I have cried once in a professional setting, and come close to crying twice. All three times, it was a stress release, because I was quite close to punching someone in the mouth.
This theme is echoed in the comments to both her post and on Jenny Scientist’s post at “A Natural Scientist:” crying as a response to anger, stress, and frustration:
… I was angry, frustrated, completely stressed…
…I completely lost it, I was so frustrated…
…the one time I *almost* cried in front of my advisor, it was because I was mad enough to spit nails, worried about my project, and at the end of my rope!…

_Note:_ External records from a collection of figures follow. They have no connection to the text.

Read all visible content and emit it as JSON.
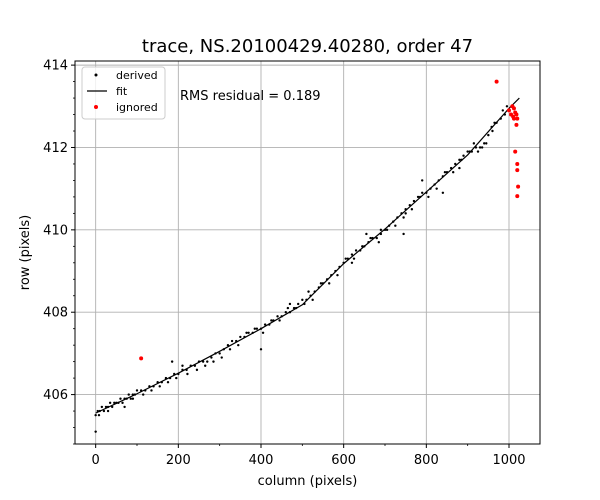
{
  "chart_data": {
    "type": "scatter",
    "title": "trace, NS.20100429.40280, order 47",
    "xlabel": "column (pixels)",
    "ylabel": "row (pixels)",
    "xlim": [
      -50,
      1075
    ],
    "ylim": [
      404.8,
      414.1
    ],
    "x_ticks": [
      0,
      200,
      400,
      600,
      800,
      1000
    ],
    "y_ticks": [
      406,
      408,
      410,
      412,
      414
    ],
    "y_minor_step": 0.4,
    "x_minor_step": 100,
    "grid": true,
    "legend_position": "top-left",
    "annotation": "RMS residual = 0.189",
    "colors": {
      "derived": "#000000",
      "fit": "#000000",
      "ignored": "#ff0000",
      "grid": "#b0b0b0"
    },
    "series": [
      {
        "name": "derived",
        "style": "points",
        "points": [
          [
            0,
            405.5
          ],
          [
            5,
            405.6
          ],
          [
            10,
            405.6
          ],
          [
            15,
            405.7
          ],
          [
            20,
            405.6
          ],
          [
            25,
            405.7
          ],
          [
            30,
            405.7
          ],
          [
            35,
            405.8
          ],
          [
            40,
            405.7
          ],
          [
            45,
            405.8
          ],
          [
            50,
            405.8
          ],
          [
            55,
            405.8
          ],
          [
            60,
            405.9
          ],
          [
            65,
            405.8
          ],
          [
            70,
            405.9
          ],
          [
            75,
            405.9
          ],
          [
            80,
            406.0
          ],
          [
            85,
            405.9
          ],
          [
            90,
            406.0
          ],
          [
            95,
            406.0
          ],
          [
            100,
            406.1
          ],
          [
            110,
            406.1
          ],
          [
            120,
            406.1
          ],
          [
            130,
            406.2
          ],
          [
            140,
            406.2
          ],
          [
            150,
            406.3
          ],
          [
            160,
            406.3
          ],
          [
            170,
            406.4
          ],
          [
            180,
            406.4
          ],
          [
            190,
            406.5
          ],
          [
            200,
            406.5
          ],
          [
            210,
            406.6
          ],
          [
            220,
            406.6
          ],
          [
            230,
            406.7
          ],
          [
            240,
            406.7
          ],
          [
            250,
            406.8
          ],
          [
            260,
            406.8
          ],
          [
            270,
            406.8
          ],
          [
            280,
            406.9
          ],
          [
            290,
            407.0
          ],
          [
            300,
            407.0
          ],
          [
            310,
            407.1
          ],
          [
            320,
            407.2
          ],
          [
            330,
            407.3
          ],
          [
            340,
            407.3
          ],
          [
            350,
            407.4
          ],
          [
            360,
            407.4
          ],
          [
            370,
            407.5
          ],
          [
            380,
            407.5
          ],
          [
            390,
            407.6
          ],
          [
            400,
            407.6
          ],
          [
            410,
            407.7
          ],
          [
            420,
            407.7
          ],
          [
            430,
            407.8
          ],
          [
            440,
            407.9
          ],
          [
            450,
            407.9
          ],
          [
            460,
            408.0
          ],
          [
            470,
            408.0
          ],
          [
            480,
            408.1
          ],
          [
            490,
            408.2
          ],
          [
            500,
            408.3
          ],
          [
            510,
            408.3
          ],
          [
            520,
            408.4
          ],
          [
            530,
            408.5
          ],
          [
            540,
            408.6
          ],
          [
            550,
            408.7
          ],
          [
            560,
            408.8
          ],
          [
            570,
            408.9
          ],
          [
            580,
            409.0
          ],
          [
            590,
            409.1
          ],
          [
            600,
            409.2
          ],
          [
            610,
            409.3
          ],
          [
            620,
            409.4
          ],
          [
            630,
            409.5
          ],
          [
            640,
            409.5
          ],
          [
            650,
            409.6
          ],
          [
            660,
            409.7
          ],
          [
            670,
            409.8
          ],
          [
            680,
            409.8
          ],
          [
            690,
            409.9
          ],
          [
            700,
            410.0
          ],
          [
            710,
            410.1
          ],
          [
            720,
            410.2
          ],
          [
            730,
            410.3
          ],
          [
            740,
            410.4
          ],
          [
            750,
            410.5
          ],
          [
            760,
            410.6
          ],
          [
            770,
            410.7
          ],
          [
            780,
            410.8
          ],
          [
            790,
            410.9
          ],
          [
            800,
            410.9
          ],
          [
            810,
            411.0
          ],
          [
            820,
            411.1
          ],
          [
            830,
            411.2
          ],
          [
            840,
            411.3
          ],
          [
            850,
            411.4
          ],
          [
            860,
            411.5
          ],
          [
            870,
            411.6
          ],
          [
            880,
            411.7
          ],
          [
            890,
            411.8
          ],
          [
            900,
            411.9
          ],
          [
            910,
            411.9
          ],
          [
            920,
            412.0
          ],
          [
            930,
            412.0
          ],
          [
            940,
            412.1
          ],
          [
            950,
            412.3
          ],
          [
            960,
            412.4
          ],
          [
            970,
            412.6
          ],
          [
            980,
            412.7
          ],
          [
            990,
            412.8
          ],
          [
            1000,
            412.9
          ],
          [
            1010,
            413.0
          ],
          [
            0,
            405.1
          ],
          [
            8,
            405.5
          ],
          [
            30,
            405.6
          ],
          [
            70,
            405.7
          ],
          [
            90,
            405.9
          ],
          [
            115,
            406.0
          ],
          [
            135,
            406.1
          ],
          [
            155,
            406.2
          ],
          [
            175,
            406.3
          ],
          [
            195,
            406.4
          ],
          [
            210,
            406.7
          ],
          [
            222,
            406.5
          ],
          [
            245,
            406.6
          ],
          [
            265,
            406.7
          ],
          [
            285,
            406.8
          ],
          [
            305,
            406.9
          ],
          [
            325,
            407.1
          ],
          [
            345,
            407.2
          ],
          [
            365,
            407.5
          ],
          [
            385,
            407.6
          ],
          [
            405,
            407.5
          ],
          [
            425,
            407.8
          ],
          [
            445,
            407.8
          ],
          [
            465,
            408.1
          ],
          [
            485,
            408.1
          ],
          [
            505,
            408.2
          ],
          [
            525,
            408.3
          ],
          [
            545,
            408.7
          ],
          [
            565,
            408.7
          ],
          [
            585,
            408.9
          ],
          [
            605,
            409.3
          ],
          [
            625,
            409.3
          ],
          [
            645,
            409.6
          ],
          [
            665,
            409.8
          ],
          [
            685,
            409.7
          ],
          [
            705,
            410.0
          ],
          [
            725,
            410.1
          ],
          [
            745,
            410.3
          ],
          [
            765,
            410.5
          ],
          [
            785,
            410.8
          ],
          [
            805,
            410.8
          ],
          [
            825,
            411.0
          ],
          [
            845,
            411.4
          ],
          [
            865,
            411.4
          ],
          [
            885,
            411.7
          ],
          [
            905,
            411.9
          ],
          [
            925,
            411.9
          ],
          [
            945,
            412.1
          ],
          [
            965,
            412.6
          ],
          [
            985,
            412.9
          ],
          [
            995,
            413.0
          ],
          [
            185,
            406.8
          ],
          [
            400,
            407.1
          ],
          [
            655,
            409.9
          ],
          [
            745,
            409.9
          ],
          [
            750,
            410.4
          ],
          [
            790,
            411.2
          ],
          [
            840,
            410.9
          ],
          [
            880,
            411.5
          ],
          [
            915,
            412.1
          ],
          [
            935,
            412.0
          ],
          [
            958,
            412.5
          ],
          [
            620,
            409.2
          ],
          [
            690,
            410.0
          ],
          [
            470,
            408.2
          ],
          [
            515,
            408.5
          ]
        ]
      },
      {
        "name": "fit",
        "style": "line",
        "points": [
          [
            0,
            405.55
          ],
          [
            100,
            406.02
          ],
          [
            200,
            406.52
          ],
          [
            300,
            407.05
          ],
          [
            400,
            407.6
          ],
          [
            500,
            408.18
          ],
          [
            600,
            409.18
          ],
          [
            700,
            410.02
          ],
          [
            800,
            410.92
          ],
          [
            900,
            411.82
          ],
          [
            1000,
            412.95
          ],
          [
            1025,
            413.2
          ]
        ]
      },
      {
        "name": "ignored",
        "style": "points",
        "points": [
          [
            110,
            406.88
          ],
          [
            970,
            413.6
          ],
          [
            1000,
            412.9
          ],
          [
            1005,
            412.8
          ],
          [
            1008,
            413.0
          ],
          [
            1010,
            412.75
          ],
          [
            1012,
            412.95
          ],
          [
            1015,
            412.85
          ],
          [
            1018,
            412.8
          ],
          [
            1020,
            412.7
          ],
          [
            1015,
            411.9
          ],
          [
            1020,
            411.6
          ],
          [
            1020,
            411.45
          ],
          [
            1022,
            411.05
          ],
          [
            1020,
            410.82
          ],
          [
            1018,
            412.55
          ],
          [
            1012,
            412.7
          ]
        ]
      }
    ]
  }
}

…I have cried twice at work, and both times were out of frustration. And like you, it was because I couldn’t take it anymore—I just felt like “these people are really NOT LISTENING to me and nothing I am doing is changing that”…
… I am also an academic and have cried at work once (in front of my chair) and that was in complete fury…
Several of the commenters also mentioned that the thought of crying in front of a man is generally much worse than in front of a woman:
I think one problem is that many men don’t know how to interpret tears – they think it’s something about sadness, grief, hormones, or general un-hingedness, and not ANGER or FRUSTRATION. If only I knew how to stopper up the tears and start yelling instead…
This may be partly because of what one commenter mentioned: the stereotype of the weepy, manipulative woman who turns on the waterworks to get her way, especially with men. Perhaps tears are less likely to work with another woman, and so we feel more comfortable crying in front of them and fear less that they’ll think we are trying to manipulate them.
Additionally, as Jenny points out, the structure of the workplace also goes against these types of expression of emotion:
The problem is, this is a structure which fundamentally discriminates against women. First we’re socialized to believe crying is okay, and then we’re penalized for it. Even if it’s women who are applying this paradigm, they are still guided by a norm which was not established by women.
I don’t have any answers here, alas. I do think it’s a problem that these displays of emotion are looked upon so poorly and feared by so many, especially with stories like Eleanor’s, where she was too afraid to even mention her miscarriage because she thought she’d break down and cry when discussing it. Academia (and other high-pressure, high-stress jobs) is enough of a pressure cooker as it is; punishment shouldn’t be feared when we release some of that steam in a healthy way.